Some northern and north-western states have received excessive rains, while southern and eastern regions have been unusually dry.

Only a third of the country has received average rainfall so far this season, according to India Meteorological Department (IMD) data. Meanwhile, about 34% of India has received deficient rains and 32% excessive rainfall, the data shows.

States such as Haryana, Punjab, Gujarat, Himachal Pradesh, and Rajasthan received nearly double their normal rainfall so far this see

ason. Jharkhand, Bihar, Telangana, Chhattisgarh and Kerala have received up to 41% less rainfall than normal.


The sowing of rice, cotton, oilseeds and pulses has gained momentum in the past fortnight after a slow start but plantings still lag last year’s progress.

Heavy rainfall has damaged newly planted rice crops in northern states such as Punjab, Haryana, Himachal Pradesh and Uttar Pradesh, and many farmers may have to replant.

On the other hand, scant rainfall has delayed the planting of rice, corn, cotton, soybeans, groundnuts and pulses in states including Maharashtra, Telangana, Andhra Pradesh, Chhattisgarh, Bihar and West Bengal.

Sugarcane growers in top producing Maharashtra and Karnataka states are also worried that scant rainfall during the crop’s crucial growth period could trim yields and reduce sugar output.


Rice, vegetables and pulses are significantly affected by the uneven rainfall distribution.

Paddy fields in northern states have been submerged for over a week, destroying newly planted seedlings, and forcing farmers to wait for waters to recede so they can replant.

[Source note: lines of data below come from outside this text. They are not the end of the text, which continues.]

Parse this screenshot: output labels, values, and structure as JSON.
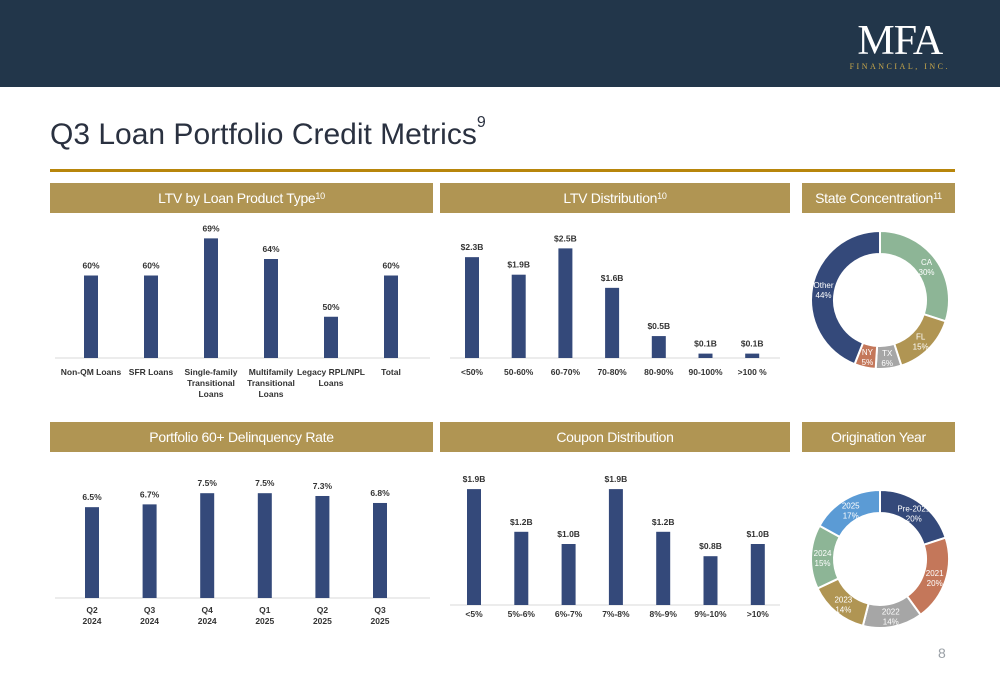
{
  "header": {
    "logo_main": "MFA",
    "logo_sub": "FINANCIAL, INC."
  },
  "title": {
    "text": "Q3 Loan Portfolio Credit Metrics",
    "footnote": "9"
  },
  "page_number": "8",
  "colors": {
    "navy": "#34497a",
    "gold": "#b09553",
    "header_bg": "#22364a",
    "sage": "#8db596",
    "gray": "#a6a6a6",
    "terracotta": "#c4775a",
    "lightblue": "#5b9bd5"
  },
  "chart_data": [
    {
      "type": "bar",
      "title": "LTV by Loan Product Type",
      "title_note": "10",
      "categories": [
        "Non-QM Loans",
        "SFR Loans",
        "Single-family Transitional Loans",
        "Multifamily Transitional Loans",
        "Legacy RPL/NPL Loans",
        "Total"
      ],
      "category_lines": [
        [
          "Non-QM Loans"
        ],
        [
          "SFR Loans"
        ],
        [
          "Single-family",
          "Transitional",
          "Loans"
        ],
        [
          "Multifamily",
          "Transitional",
          "Loans"
        ],
        [
          "Legacy RPL/NPL",
          "Loans"
        ],
        [
          "Total"
        ]
      ],
      "values": [
        60,
        60,
        69,
        64,
        50,
        60
      ],
      "data_labels": [
        "60%",
        "60%",
        "69%",
        "64%",
        "50%",
        "60%"
      ],
      "ylim": [
        40,
        72
      ],
      "grid": false
    },
    {
      "type": "bar",
      "title": "LTV Distribution",
      "title_note": "10",
      "categories": [
        "<50%",
        "50-60%",
        "60-70%",
        "70-80%",
        "80-90%",
        "90-100%",
        ">100 %"
      ],
      "category_lines": [
        [
          "<50%"
        ],
        [
          "50-60%"
        ],
        [
          "60-70%"
        ],
        [
          "70-80%"
        ],
        [
          "80-90%"
        ],
        [
          "90-100%"
        ],
        [
          ">100 %"
        ]
      ],
      "values": [
        2.3,
        1.9,
        2.5,
        1.6,
        0.5,
        0.1,
        0.1
      ],
      "data_labels": [
        "$2.3B",
        "$1.9B",
        "$2.5B",
        "$1.6B",
        "$0.5B",
        "$0.1B",
        "$0.1B"
      ],
      "ylim": [
        0,
        2.6
      ],
      "grid": false
    },
    {
      "type": "pie",
      "title": "State Concentration",
      "title_note": "11",
      "categories": [
        "CA",
        "FL",
        "TX",
        "NY",
        "Other"
      ],
      "values": [
        30,
        15,
        6,
        5,
        44
      ],
      "data_labels": [
        "30%",
        "15%",
        "6%",
        "5%",
        "44%"
      ],
      "colors": [
        "#8db596",
        "#b09553",
        "#a6a6a6",
        "#c4775a",
        "#34497a"
      ]
    },
    {
      "type": "bar",
      "title": "Portfolio 60+ Delinquency Rate",
      "title_note": "",
      "categories": [
        "Q2 2024",
        "Q3 2024",
        "Q4 2024",
        "Q1 2025",
        "Q2 2025",
        "Q3 2025"
      ],
      "category_lines": [
        [
          "Q2",
          "2024"
        ],
        [
          "Q3",
          "2024"
        ],
        [
          "Q4",
          "2024"
        ],
        [
          "Q1",
          "2025"
        ],
        [
          "Q2",
          "2025"
        ],
        [
          "Q3",
          "2025"
        ]
      ],
      "values": [
        6.5,
        6.7,
        7.5,
        7.5,
        7.3,
        6.8
      ],
      "data_labels": [
        "6.5%",
        "6.7%",
        "7.5%",
        "7.5%",
        "7.3%",
        "6.8%"
      ],
      "ylim": [
        0,
        7.8
      ],
      "grid": false
    },
    {
      "type": "bar",
      "title": "Coupon Distribution",
      "title_note": "",
      "categories": [
        "<5%",
        "5%-6%",
        "6%-7%",
        "7%-8%",
        "8%-9%",
        "9%-10%",
        ">10%"
      ],
      "category_lines": [
        [
          "<5%"
        ],
        [
          "5%-6%"
        ],
        [
          "6%-7%"
        ],
        [
          "7%-8%"
        ],
        [
          "8%-9%"
        ],
        [
          "9%-10%"
        ],
        [
          ">10%"
        ]
      ],
      "values": [
        1.9,
        1.2,
        1.0,
        1.9,
        1.2,
        0.8,
        1.0
      ],
      "data_labels": [
        "$1.9B",
        "$1.2B",
        "$1.0B",
        "$1.9B",
        "$1.2B",
        "$0.8B",
        "$1.0B"
      ],
      "ylim": [
        0,
        2.0
      ],
      "grid": false
    },
    {
      "type": "pie",
      "title": "Origination Year",
      "title_note": "",
      "categories": [
        "Pre-2021",
        "2021",
        "2022",
        "2023",
        "2024",
        "2025"
      ],
      "values": [
        20,
        20,
        14,
        14,
        15,
        17
      ],
      "data_labels": [
        "20%",
        "20%",
        "14%",
        "14%",
        "15%",
        "17%"
      ],
      "colors": [
        "#34497a",
        "#c4775a",
        "#a6a6a6",
        "#b09553",
        "#8db596",
        "#5b9bd5"
      ]
    }
  ]
}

In other major rice-growing states, including West Bengal, Bihar, Chhattisgarh, Andhra Pradesh and Telangana, farmers have prepared paddy nurseries but have been unable to transplant the seedlings due to inadequate rainfall.

The area under rice cultivation had been expected to increase after New Delhi raised the rice purchase price, but industry officials now estimate a marginal decrease. Farmers so far have planted paddy rice on an area 6% smaller than in 2022.

Vegetables such as tomatoes, eggplant, capsicum and spinach are also affected by erratic rainfall distribution. Standing crops in northern India have been damaged by floods, while southern planting has been delayed. As a result, prices of certain vegetables including tomatoes have hit record highs.

The planting of pulses, a crucial protein source for India’s large vegetarian population, has also been delayed.

Pulses are predominantly rain-fed crops, and delay will likely lead to lower-than-normal yields.

So far, pulses have been planted on an area 13% smaller than last year, according to data compiled by the farm ministry. Soybean and cotton planting areas are down by 2% and 12%, respectively.